As I posted yesterday the indexer return spring (item 22) on my Dillon XL650 reloading press broke. Here is a picture of the two pieces:


From looking at the larger piece with the naked eye I originally thought it might have been worn then broke. After I found the second piece and looked at them closely and together I decided it probably was a defective spring.

If someone has a different opinion I’m willing to listen.


10 thoughts on “Broken Dillon XL650 indexer return spring

  1. My guess, it looks like a fatigue failure. Check for something similar in a good hardware store. Buy several.

  2. A Dillon 650? You should just call Dillon to get another one. I have broken other parts on my 650 and they were replaced at no cost to me. Can’t say enough good things about my Dillon press and their support.

    • Their website says they are very busy now with a typical call wait time of one hour. The spring broke when they were closed and I just wanted the issue resolved. Plus, if it is a common issue I wanted spares.

  3. At this point in time? The horror! I think it’s a short spring isn’t it? Otherwise you could just reform the hook with one of the coils, and live with the extra tension?
    Or multi wrapped rubber bands? If your attachment posts are long enough to accommodate them? Maybe something HD rubber from auto parts? Old brake spring parts?

  4. As Richie says, it looks like metal fatigue to me. The point is a high stress point, being bent a small fraction every time you change the tension on that spring.

    Measure the length of the spring, the size of the wire, the size of the outside diameter and go to any of the places that sells springs and you can order on line from companies that will deliver 1 to 100,000 to you in a couple of days. McMaster-Carr comes to mind as a good first place to check.

    • I looked at McMaster-Carr. I found a couple different springs that would probably work even though they are a little bit different. The prices were almost exactly the same as as the price for the “factory original” spring from Dillon. I thought the shipping from Dillon was outrageous ($8.95) and was going to compare with McMaster-Carr. But their website wouldn’t let me see the shipping price unless I actually placed the order.

      • Doesn’t McMaster-Carr have a minimum order? That may wipe out any shipping gains. It’s been quite a while since I ordered from them.
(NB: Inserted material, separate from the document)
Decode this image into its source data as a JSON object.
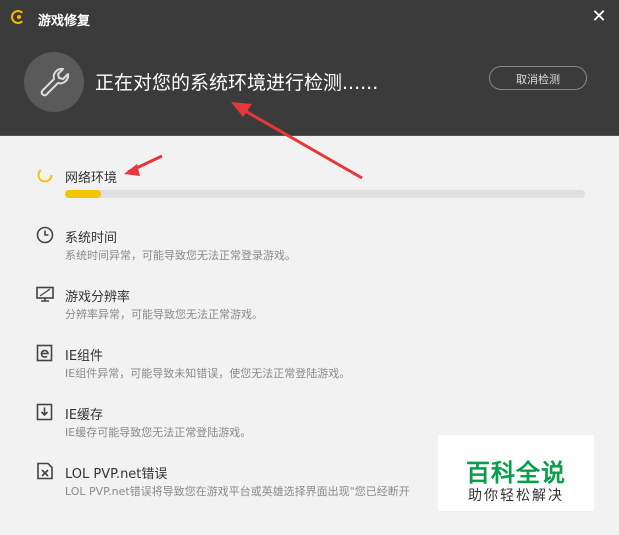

  5. Does the spring swing or rotate around its mounting point? If so, that adds a bending force if it can’t slide on that surface. Check that surface for defects from wear. Dress the surface, and apply a heavy grease to the mounting areas (both mounting points). Check those loops on your new springs to see if there are dings/dents that will add to the problem.

    • Rotates. And that is the point where I figured I needed to add lubrication.

      Thanks. That makes a lot of sense.